UGG Baratas online. Australia UGGs Outlet España.

Your #1 Source for Nashville Predators News, Updates, and Opinions – A Nashville Predators Blog

Advanced Statistics Breakdown: Predators vs Canadiens – October 19th, 2013


Oct 20, 2013


Need to understand any of the terms in the article below? Check out our Introductory Guide to Advanced Hockey Analysis

If the LA Kings were to be a pop quiz for the legitimacy of the Nashville Predators as a burgeoning puck-possession team, the Montreal Canadiens represented a final exam or a thesis defense.

Coming into last night’s match-up, the Canadiens held the league’s seventh best Corsi-For percentage while the Predators had ascended to number 11 after strong possession performances in four straight games. Even those who discount the credibility of advanced statistics could scarce deny that Montreal represented a formidable opponent, in the traditional sense. Fortunately, the Predators were able to rise to the challenge and overcome the Canadiens in the advanced stats battle and, more importantly, the scoresheet.

For much of the game, it appeared that Nashville might hold control of the puck for much of the game, generate a higher quality of shots and chances, but ultimately fall victim to the inability to get the go-ahead goal past Montreal goaltender CareyPrice. Admittedly, a strong possession game is only so satisfying, if Nashville loses the game. As such, there was a palpable sense of relief when Seth Jones finished David Legwand’s centering feed with a beautiful toe-drag goal.

The Predators came out on top of the Corsi-For and Fenwick tally, edging Montreal in both categories. While the totals weren’t dominant by any means, the accomplishment isn’t diminished. As stated, the Canadiens have been a tough possession squad for a couple of seasons, and with home-ice advantage they had the benefit of match-ups as a result of last-change rights. With so many penalties, the 5 on 5 sample that we example is a little smaller than normal, but enough to paint the picture we’re looking for.

For the game, the Predators out-Corsi’d the Canadiens by a 42 to 37 margin, and won the Fenwick race 34 to 26, or 53 and 56%, respectively. The Predators’ Corsi events consisted of 26 shots, eight blocks, and eight misses; the Canadiens had 23 shots, 11 blocks, and three misses. For Fenwick numbers, subtract the blocked shots from the Corsi total.


The Bourque/Cullen/Smith line: It’s starting to seem like a broken record, but this line was again the Predators’ best. The fact that this trio put forth an average CF% of 69.3 and ranked 1-2-3 among forwards is impressive, if not a bit predictable. However, that they did so with a heavy concentration of defensive zone starts makes this performance notable. As always, advanced stats are great, but you could tell that this line had a great game just by watching.

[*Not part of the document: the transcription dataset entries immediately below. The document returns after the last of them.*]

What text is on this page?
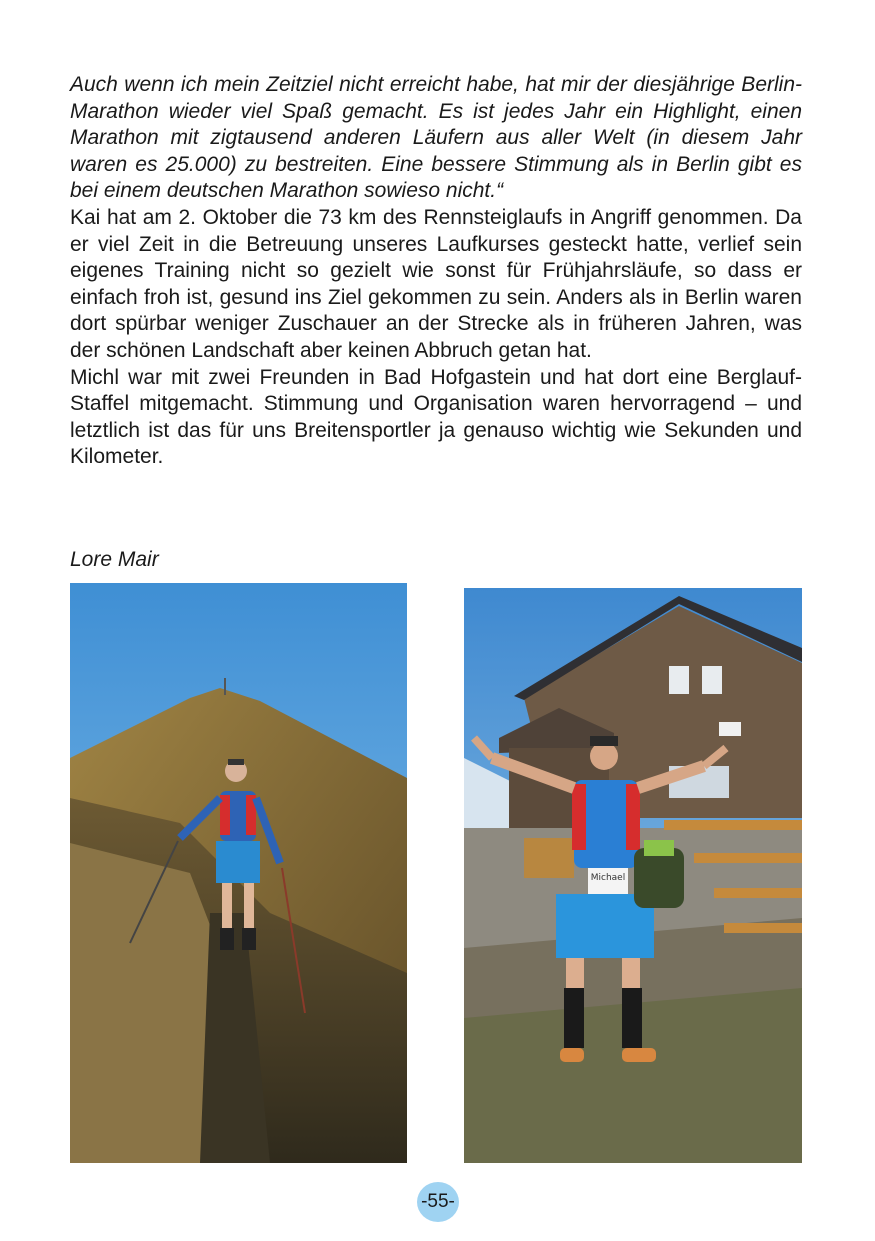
Auch wenn ich mein Zeitziel nicht erreicht habe, hat mir der diesjährige Berlin-Marathon wieder viel Spaß gemacht. Es ist jedes Jahr ein Highlight, einen Marathon mit zigtausend anderen Läufern aus aller Welt (in diesem Jahr waren es 25.000) zu bestreiten. Eine bessere Stimmung als in Berlin gibt es bei einem deutschen Marathon sowieso nicht.“

Kai hat am 2. Oktober die 73 km des Rennsteiglaufs in Angriff genommen. Da er viel Zeit in die Betreuung unseres Laufkurses gesteckt hatte, verlief sein eigenes Training nicht so gezielt wie sonst für Frühjahrsläufe, so dass er einfach froh ist, gesund ins Ziel gekommen zu sein. Anders als in Berlin waren dort spürbar weniger Zuschauer an der Strecke als in früheren Jahren, was der schönen Landschaft aber keinen Abbruch getan hat.

Michl war mit zwei Freunden in Bad Hofgastein und hat dort eine Berglauf-Staffel mitgemacht. Stimmung und Organisation waren hervorragend – und letztlich ist das für uns Breitensportler ja genauso wichtig wie Sekunden und Kilometer.

Lore Mair
Michael
-55-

Klein/Ekholm defensive pairing: This pairing has been on the bottom of the team’s possession scale for a few games. Typically, I’m not a fan of judging a defensive pairing by Corsi scores. It’s simply not as reliable as it is when judging a forward line. With that disclaimer in mind, I’d like to see their numbers start to fall into line with those we’re seeing from Jones and Weber. in particular.  I’ll exclude Ellis and Bartley as a pairing because typically they play more sheltered minutes. Last night’s game was a little different from the previous few as Klein and Ekholm had the heaviest concentration of defensive zone starts at 5-on-5 than any of the other pairing.

Were they placed out as a result of a previous line being hemmed in resulting in Rinne freezing the puck? Or because they themselves iced the puck in the previous sequence to alleviate pressure? The Corsi results for defensive pairs one and two bear watching over the next several games, to establish what we should expect to see in a larger sample.

Patric Hornqvist: Hornqvist makes it on to this list for the wrong reasons. Expecting strong possession numbers from Hornqvist, when he puts forth a CF% in the low 40s in 2 of the last 3 games, it bears mention. Hornqvist’s deployment is as balanced as ever, so that doesn’t seem to be the culprit.  He did finish with a strong 64% against the Kings, near the top of the team, but we’ll keep an eye on him for a while to see if we start to see a pattern.

After defeating the Canadiens in all aspects of the game, the Predators have risen from number 11 to number 10. We are still early in the season, but this climb is encouraging especially when you consider that the team has finished in the bottom third every season since 2009-2010. The sample size (and I can’t stress enough how important that concept is) remains small, but a few more games like the last several and there may be cause for optimism.